Plan for Eisenhower Memorial Unveiled
A national memorialthat still needs millions of dollars to complete to former president and World War II general Dwight D. Eisenhower would include 80-foot (24-meter) tall columns and metal "tapestries" of photos, according to plans announced Thursday in Washington.
Celebrity architect Frank Gehry designed the $100 million memorial, which also still needs the approval of federal agencies to be completed. A commission overseeing its construction expects it to be finished by 2015.
The general's grandson, David Eisenhower, who is a member of the memorial commission, called the plans an "amazing design concept" during a news conference with Gehry.
Gehry said that historically, tapestries have been used to tell stories, and that's why he chose to weave the photos. Gehry said the 13 columns, 12 feet (3.6 meters) in diameter and about 80 feet tall, were something he initially needed to hold up the tapestries, but they also created a "dignity for the site."
Planning for the Eisenhower memorial began more than a decade ago and the site, about four acres of land by the National Air and Space Museum and in view of the Capitol, was selected in 2006. The monument will be the first in the National Mall area since the World War II Memorial opened in 2004 and the first to a president since the Franklin Delano Roosevelt Memorial opened in 1997.

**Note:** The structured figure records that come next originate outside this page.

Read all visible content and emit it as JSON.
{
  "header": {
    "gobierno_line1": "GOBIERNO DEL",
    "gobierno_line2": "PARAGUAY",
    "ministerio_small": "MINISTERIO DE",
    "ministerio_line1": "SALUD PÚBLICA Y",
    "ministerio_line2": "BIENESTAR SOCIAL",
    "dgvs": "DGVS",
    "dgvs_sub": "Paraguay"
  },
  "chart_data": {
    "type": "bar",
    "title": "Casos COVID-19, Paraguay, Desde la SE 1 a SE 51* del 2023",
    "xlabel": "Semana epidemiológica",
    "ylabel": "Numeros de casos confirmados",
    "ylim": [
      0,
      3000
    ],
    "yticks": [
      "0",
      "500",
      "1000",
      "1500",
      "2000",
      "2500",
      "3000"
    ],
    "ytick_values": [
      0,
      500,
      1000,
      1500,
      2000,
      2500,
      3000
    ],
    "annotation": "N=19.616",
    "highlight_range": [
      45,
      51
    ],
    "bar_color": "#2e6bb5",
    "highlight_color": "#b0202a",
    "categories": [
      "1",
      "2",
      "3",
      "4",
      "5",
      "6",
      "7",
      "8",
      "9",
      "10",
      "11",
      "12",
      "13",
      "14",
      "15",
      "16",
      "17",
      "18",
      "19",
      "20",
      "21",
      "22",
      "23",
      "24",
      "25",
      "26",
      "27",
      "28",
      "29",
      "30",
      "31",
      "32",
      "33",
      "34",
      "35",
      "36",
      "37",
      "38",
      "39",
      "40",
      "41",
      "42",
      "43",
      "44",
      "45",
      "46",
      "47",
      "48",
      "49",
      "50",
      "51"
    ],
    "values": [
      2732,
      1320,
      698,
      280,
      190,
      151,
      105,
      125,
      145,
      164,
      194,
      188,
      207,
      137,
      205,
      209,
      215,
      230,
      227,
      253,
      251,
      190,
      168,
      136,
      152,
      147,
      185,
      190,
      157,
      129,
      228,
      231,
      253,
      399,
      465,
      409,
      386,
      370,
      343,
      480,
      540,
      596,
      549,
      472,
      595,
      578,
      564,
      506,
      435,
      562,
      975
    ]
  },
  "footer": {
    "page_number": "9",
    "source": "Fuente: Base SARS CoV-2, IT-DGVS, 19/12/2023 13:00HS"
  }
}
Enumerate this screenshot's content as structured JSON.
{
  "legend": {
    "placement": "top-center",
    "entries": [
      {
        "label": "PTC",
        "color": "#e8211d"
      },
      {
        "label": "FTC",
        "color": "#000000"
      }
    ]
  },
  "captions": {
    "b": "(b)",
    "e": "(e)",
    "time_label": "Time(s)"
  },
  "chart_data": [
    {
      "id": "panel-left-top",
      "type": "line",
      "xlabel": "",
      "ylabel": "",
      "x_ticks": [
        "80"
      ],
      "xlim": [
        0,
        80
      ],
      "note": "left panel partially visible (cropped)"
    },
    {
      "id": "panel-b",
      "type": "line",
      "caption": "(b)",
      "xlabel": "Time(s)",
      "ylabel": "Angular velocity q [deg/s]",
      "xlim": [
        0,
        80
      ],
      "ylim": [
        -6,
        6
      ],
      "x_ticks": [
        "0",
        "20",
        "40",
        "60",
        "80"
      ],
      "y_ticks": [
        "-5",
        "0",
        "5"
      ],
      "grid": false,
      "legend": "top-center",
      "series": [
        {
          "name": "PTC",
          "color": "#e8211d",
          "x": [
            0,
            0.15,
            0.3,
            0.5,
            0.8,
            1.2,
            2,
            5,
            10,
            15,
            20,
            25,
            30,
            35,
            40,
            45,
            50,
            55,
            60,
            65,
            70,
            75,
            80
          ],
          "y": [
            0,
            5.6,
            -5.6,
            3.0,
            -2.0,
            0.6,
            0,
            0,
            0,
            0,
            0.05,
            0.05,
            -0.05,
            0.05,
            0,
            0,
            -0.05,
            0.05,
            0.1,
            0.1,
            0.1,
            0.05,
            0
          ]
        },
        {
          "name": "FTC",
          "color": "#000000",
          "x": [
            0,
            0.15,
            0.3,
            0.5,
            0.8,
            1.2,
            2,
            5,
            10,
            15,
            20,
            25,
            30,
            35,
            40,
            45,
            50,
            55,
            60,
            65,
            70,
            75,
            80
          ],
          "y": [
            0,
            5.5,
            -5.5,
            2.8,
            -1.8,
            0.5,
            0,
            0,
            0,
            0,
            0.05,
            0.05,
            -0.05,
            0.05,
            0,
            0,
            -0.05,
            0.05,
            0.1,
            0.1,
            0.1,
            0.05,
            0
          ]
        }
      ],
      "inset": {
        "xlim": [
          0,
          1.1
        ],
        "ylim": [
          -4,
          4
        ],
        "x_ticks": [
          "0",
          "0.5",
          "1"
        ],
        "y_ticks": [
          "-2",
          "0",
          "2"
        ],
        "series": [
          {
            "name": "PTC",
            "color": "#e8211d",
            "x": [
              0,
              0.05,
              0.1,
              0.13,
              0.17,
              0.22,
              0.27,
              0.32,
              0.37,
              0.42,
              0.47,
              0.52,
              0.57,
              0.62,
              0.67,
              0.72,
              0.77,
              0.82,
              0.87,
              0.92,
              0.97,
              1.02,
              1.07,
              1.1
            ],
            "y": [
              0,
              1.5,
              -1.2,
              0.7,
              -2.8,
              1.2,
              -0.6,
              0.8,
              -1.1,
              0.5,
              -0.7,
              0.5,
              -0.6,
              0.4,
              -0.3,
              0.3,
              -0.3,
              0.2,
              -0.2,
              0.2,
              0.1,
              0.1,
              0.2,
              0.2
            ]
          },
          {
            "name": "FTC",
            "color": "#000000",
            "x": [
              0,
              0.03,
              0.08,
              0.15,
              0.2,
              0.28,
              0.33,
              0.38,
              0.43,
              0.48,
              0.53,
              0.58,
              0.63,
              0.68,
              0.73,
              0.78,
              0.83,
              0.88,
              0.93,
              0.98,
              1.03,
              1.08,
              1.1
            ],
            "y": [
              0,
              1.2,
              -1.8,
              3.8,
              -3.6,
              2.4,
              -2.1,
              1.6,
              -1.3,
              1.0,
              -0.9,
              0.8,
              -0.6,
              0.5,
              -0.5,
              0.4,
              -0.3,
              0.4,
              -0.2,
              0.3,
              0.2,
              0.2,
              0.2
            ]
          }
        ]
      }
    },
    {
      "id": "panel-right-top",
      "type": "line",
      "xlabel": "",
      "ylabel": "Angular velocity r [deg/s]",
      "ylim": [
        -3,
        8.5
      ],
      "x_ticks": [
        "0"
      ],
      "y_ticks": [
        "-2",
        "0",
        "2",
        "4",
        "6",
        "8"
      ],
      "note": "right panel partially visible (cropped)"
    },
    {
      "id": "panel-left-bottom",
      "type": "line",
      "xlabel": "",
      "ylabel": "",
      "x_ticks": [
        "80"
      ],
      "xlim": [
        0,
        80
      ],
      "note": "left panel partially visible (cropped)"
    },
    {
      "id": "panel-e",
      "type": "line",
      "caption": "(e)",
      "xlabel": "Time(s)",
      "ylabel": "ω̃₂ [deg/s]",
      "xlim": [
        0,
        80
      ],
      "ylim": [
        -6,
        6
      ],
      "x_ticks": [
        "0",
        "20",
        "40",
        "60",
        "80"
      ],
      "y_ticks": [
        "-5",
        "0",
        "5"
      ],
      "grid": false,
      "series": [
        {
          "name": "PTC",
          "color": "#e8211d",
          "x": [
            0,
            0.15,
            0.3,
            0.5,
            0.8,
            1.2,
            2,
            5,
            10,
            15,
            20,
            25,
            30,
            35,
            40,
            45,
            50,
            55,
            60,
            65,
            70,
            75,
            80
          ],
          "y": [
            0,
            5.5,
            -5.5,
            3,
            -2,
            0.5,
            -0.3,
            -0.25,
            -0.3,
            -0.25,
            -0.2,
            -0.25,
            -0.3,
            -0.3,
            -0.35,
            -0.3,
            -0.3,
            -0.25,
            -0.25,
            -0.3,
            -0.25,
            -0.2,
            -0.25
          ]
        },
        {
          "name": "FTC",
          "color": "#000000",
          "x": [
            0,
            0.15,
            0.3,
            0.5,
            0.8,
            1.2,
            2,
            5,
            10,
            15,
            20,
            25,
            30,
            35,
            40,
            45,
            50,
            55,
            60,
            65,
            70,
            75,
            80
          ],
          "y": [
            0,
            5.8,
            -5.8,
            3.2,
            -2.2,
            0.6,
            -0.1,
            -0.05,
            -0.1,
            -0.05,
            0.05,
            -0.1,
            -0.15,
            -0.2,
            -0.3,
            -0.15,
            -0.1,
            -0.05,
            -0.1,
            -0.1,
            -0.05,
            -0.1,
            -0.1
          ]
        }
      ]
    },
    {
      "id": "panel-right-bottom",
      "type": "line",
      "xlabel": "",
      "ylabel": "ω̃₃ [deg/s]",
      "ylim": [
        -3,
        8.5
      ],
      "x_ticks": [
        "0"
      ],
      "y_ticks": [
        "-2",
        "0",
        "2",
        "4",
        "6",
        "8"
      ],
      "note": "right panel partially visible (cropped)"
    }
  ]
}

The federal government has already spent about $29 million to develop the Eisenhower memorial, and the rest will be a combination of public and private money.
The memorial will be Gehry's first work in Washington. The 81-year-old architect designed the Walt Disney Concert Hall in Los Angeles, the Guggenheim Museum in Bilbao, Spain, and a number of other buildings across the globe.

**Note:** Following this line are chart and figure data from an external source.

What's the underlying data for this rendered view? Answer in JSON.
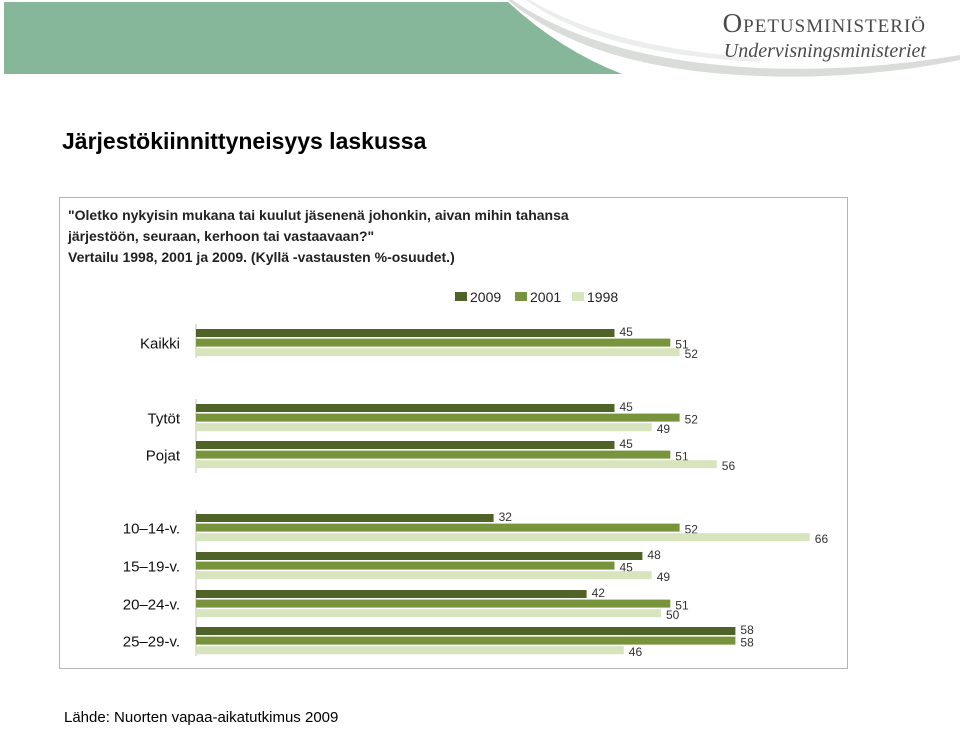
{
  "header": {
    "logo_line1": "Opetusministeriö",
    "logo_line2": "Undervisningsministeriet",
    "banner_color": "#86b79a"
  },
  "title": "Järjestökiinnittyneisyys laskussa",
  "question": {
    "line1": "\"Oletko nykyisin mukana tai kuulut jäsenenä johonkin, aivan mihin tahansa",
    "line2": "järjestöön, seuraan, kerhoon tai vastaavaan?\"",
    "line3": "Vertailu 1998, 2001 ja 2009. (Kyllä -vastausten %-osuudet.)"
  },
  "source": "Lähde: Nuorten vapaa-aikatutkimus 2009",
  "chart_data": {
    "type": "bar",
    "orientation": "horizontal",
    "categories": [
      "Kaikki",
      "Tytöt",
      "Pojat",
      "10–14-v.",
      "15–19-v.",
      "20–24-v.",
      "25–29-v."
    ],
    "groups": [
      [
        "Kaikki"
      ],
      [
        "Tytöt",
        "Pojat"
      ],
      [
        "10–14-v.",
        "15–19-v.",
        "20–24-v.",
        "25–29-v."
      ]
    ],
    "series": [
      {
        "name": "2009",
        "color": "#4f6228",
        "values": [
          45,
          45,
          45,
          32,
          48,
          42,
          58
        ]
      },
      {
        "name": "2001",
        "color": "#77933c",
        "values": [
          51,
          52,
          51,
          52,
          45,
          51,
          58
        ]
      },
      {
        "name": "1998",
        "color": "#d7e4bd",
        "values": [
          52,
          49,
          56,
          66,
          49,
          50,
          46
        ]
      }
    ],
    "legend_position": "top",
    "grid": false,
    "xlim": [
      0,
      70
    ]
  }
}
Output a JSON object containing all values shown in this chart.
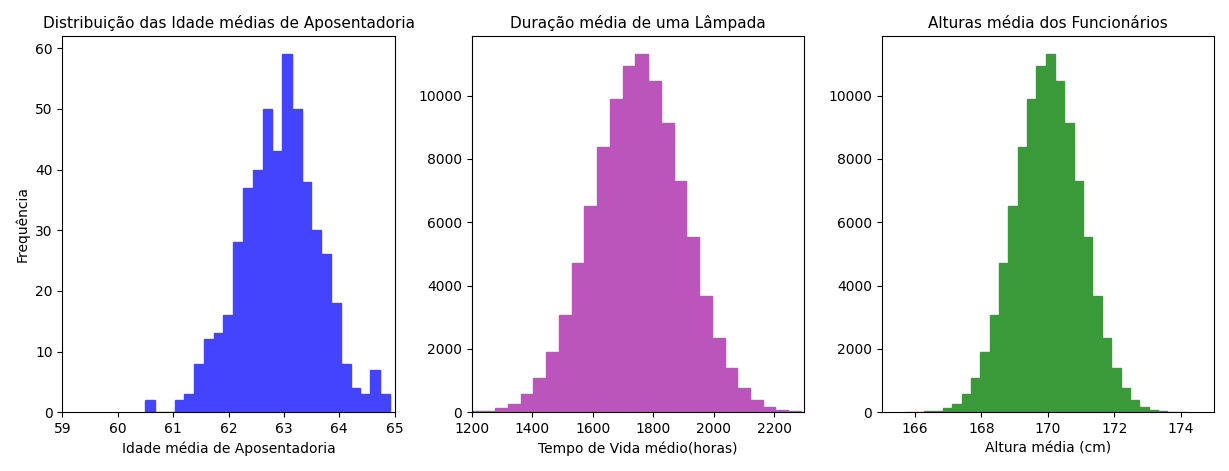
{
  "plot1": {
    "title": "Distribuição das Idade médias de Aposentadoria",
    "xlabel": "Idade média de Aposentadoria",
    "ylabel": "Frequência",
    "color": "#4444FF",
    "mean": 62.9,
    "std": 0.75,
    "n": 500,
    "bins": 25,
    "xlim": [
      59,
      65
    ],
    "seed": 10
  },
  "plot2": {
    "title": "Duração média de uma Lâmpada",
    "xlabel": "Tempo de Vida médio(horas)",
    "color": "#BB55BB",
    "mean": 1750,
    "std": 150,
    "n": 100000,
    "bins": 30,
    "xlim": [
      1200,
      2300
    ],
    "seed": 10
  },
  "plot3": {
    "title": "Alturas média dos Funcionários",
    "xlabel": "Altura média (cm)",
    "color": "#3A9A3A",
    "mean": 170.0,
    "std": 1.0,
    "n": 100000,
    "bins": 30,
    "xlim": [
      165,
      175
    ],
    "seed": 10
  }
}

Gehry said he doesn't often enter competitions like the Eisenhower one, but that his Army service from 1955 to 1957, while Eisenhower was president, prompted him to participate.
"I have a personal bias against bronze representations because they never quite live up to the great Greek statutes that I've studied over the years," said Gehry.
Born in 1890, Eisenhower grew up in Kansas and graduated from the U.S. Military Academy. During World War II, he commanded the Allied Forces in Europe, including the D-Day invasion of France. After the war he became president of Columbia University and the first commander of NATO before running for president 1952, a campaign that featured the slogan "I like Ike."
As president from 1953 to 1961, he oversaw the Korean War, established America's Cold War strategy, expanded Social Security and created NASA and the interstate highway system. In 1954, after the Supreme Court's decision integrating schools in Brown v. Board of Education, Eisenhower sent federal troops to Little Rock, Arkansas, to escort nine African-American students into Little Rock High School and enforce integration. He died in 1969.